正文 第十四章

奧仰泰坦波,1536年10月

他面前的這張臉,死前一定曾經極其用力地嘶喊。他的嘴因痛苦和驚懼,緊咬著唇而變形。沒人知道究竟當時他的眼神如何,因為他的眼珠已被挖出:眼窩裡只剩下一團血肉模糊、紫黑色的血和半結痂的死肉。

賈伯曄感到噁心,別過頭去免得自己噁心欲吐。

從方院到威爾卡馬佑河畔的這條大道上,熱鬧滾滾,有如西班牙的市集。但是本該交換著織品、香料,以及以物易物者本該準備他們的秤砣的地方,如今卻只有一具具的死屍。

大道兩旁的牆垣上有十來個壁龕,大約有人那麼高。而擺在壁龕里的,竟是一具具供人欣賞的屍體。印第安人雖然通常表現得很羞澀,但看到這些展示竟開口哈哈大笑。

前幾個壁龕,也就是最靠近方院的地方,展示的都是最駭人聽聞的戰利品。這些戰利品為十來個西班牙人的身體,他們把這些身體去除骨頭,但並非製成人皮鼓,而是做成充氣氣球。他們把皮下的組織清除,然後再縫合,再吹氣,重新製造出一個有如人樣的氣球,比起原來的樣子更令人發噱。

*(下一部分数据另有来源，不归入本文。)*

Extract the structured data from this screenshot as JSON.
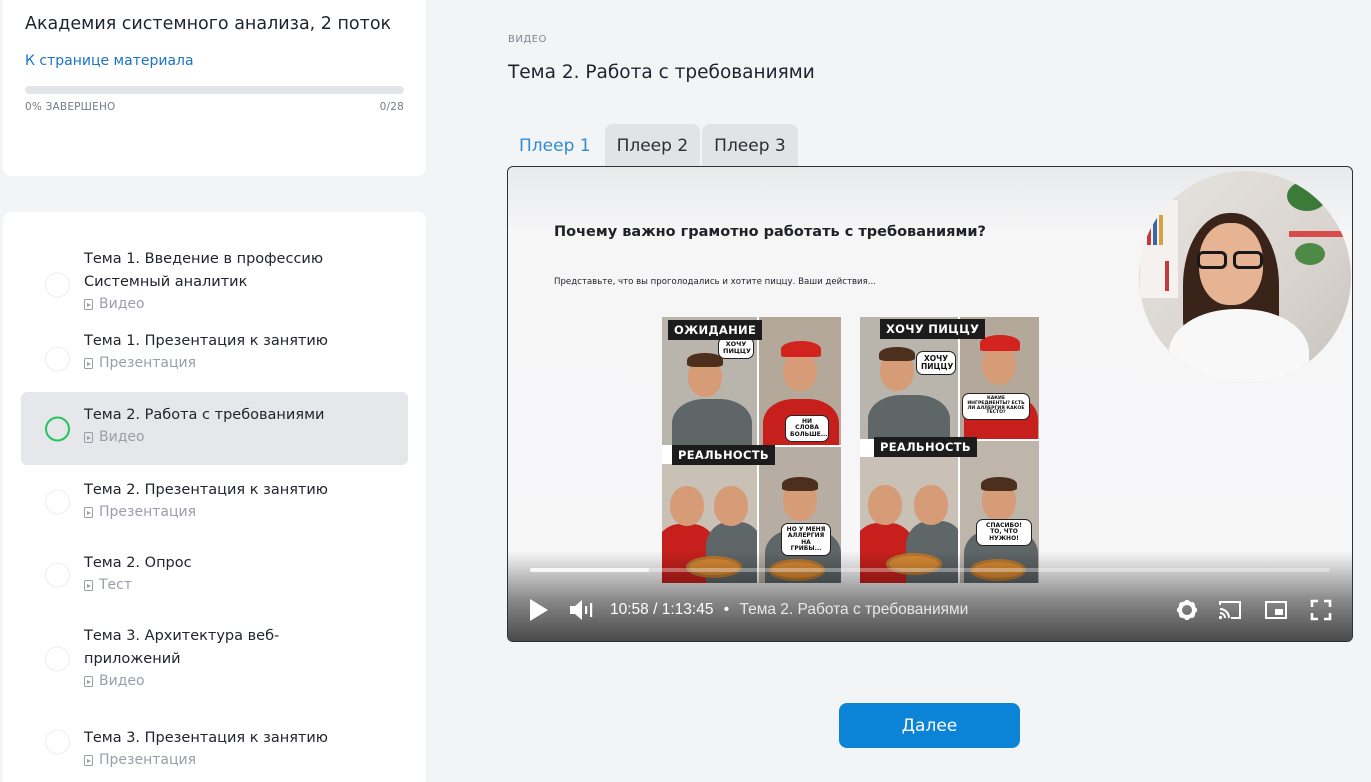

賈伯曄看得倒盡胃口,不禁閃過某個殘忍諷刺的聯想:這些人是天主所創造,如今外國的神祇依照人的罪惡改造他們的形象,像是畸形的、不潔的、反常的……但是,好像是藉由不會說話的人體模型,才真正顯出西班牙人的本性,恍若印第安士兵殘酷地將藏在他們心裡的獸性給抽離出來。

每一具人屍固定在一根樁木上,掛在壁龕里。

賈伯曄雖然極力想辨認屍體中有沒有自己認識的同胞,但無論內心如何不斷地掙扎和懼怕,他仍不願去注視其中的任何一張臉。其實,因為與鞏薩洛對立的關係,大部分的同胞他都厭惡,也使他遠離他們,同時也是因為安娜瑪雅的關係,這些同胞無法理解他的立場。但是,令他自己吃驚的是,這會兒他竟覺得和他們如此親近,就好像被人折磨致死的人是自己,相形之下,戰爭告捷的印加士兵喝得爛醉,為著勝利狂歡喊叫,好像過去的戰敗讓他們感到羞辱至極。

他覺得非常幸運,因為沒有瞥見任何一張認識的臉孔:也許這些人都是後來從巴拿馬派來的援軍。他們都還是年少輕狂的年紀,遠渡重洋前來淘金,不料最後找到的卻是死亡。

緊接在西班牙人之後是黑奴的屍首,有些來自巴拿馬,有些是印第安傭兵……但是和西班牙人得到的遭遇不同。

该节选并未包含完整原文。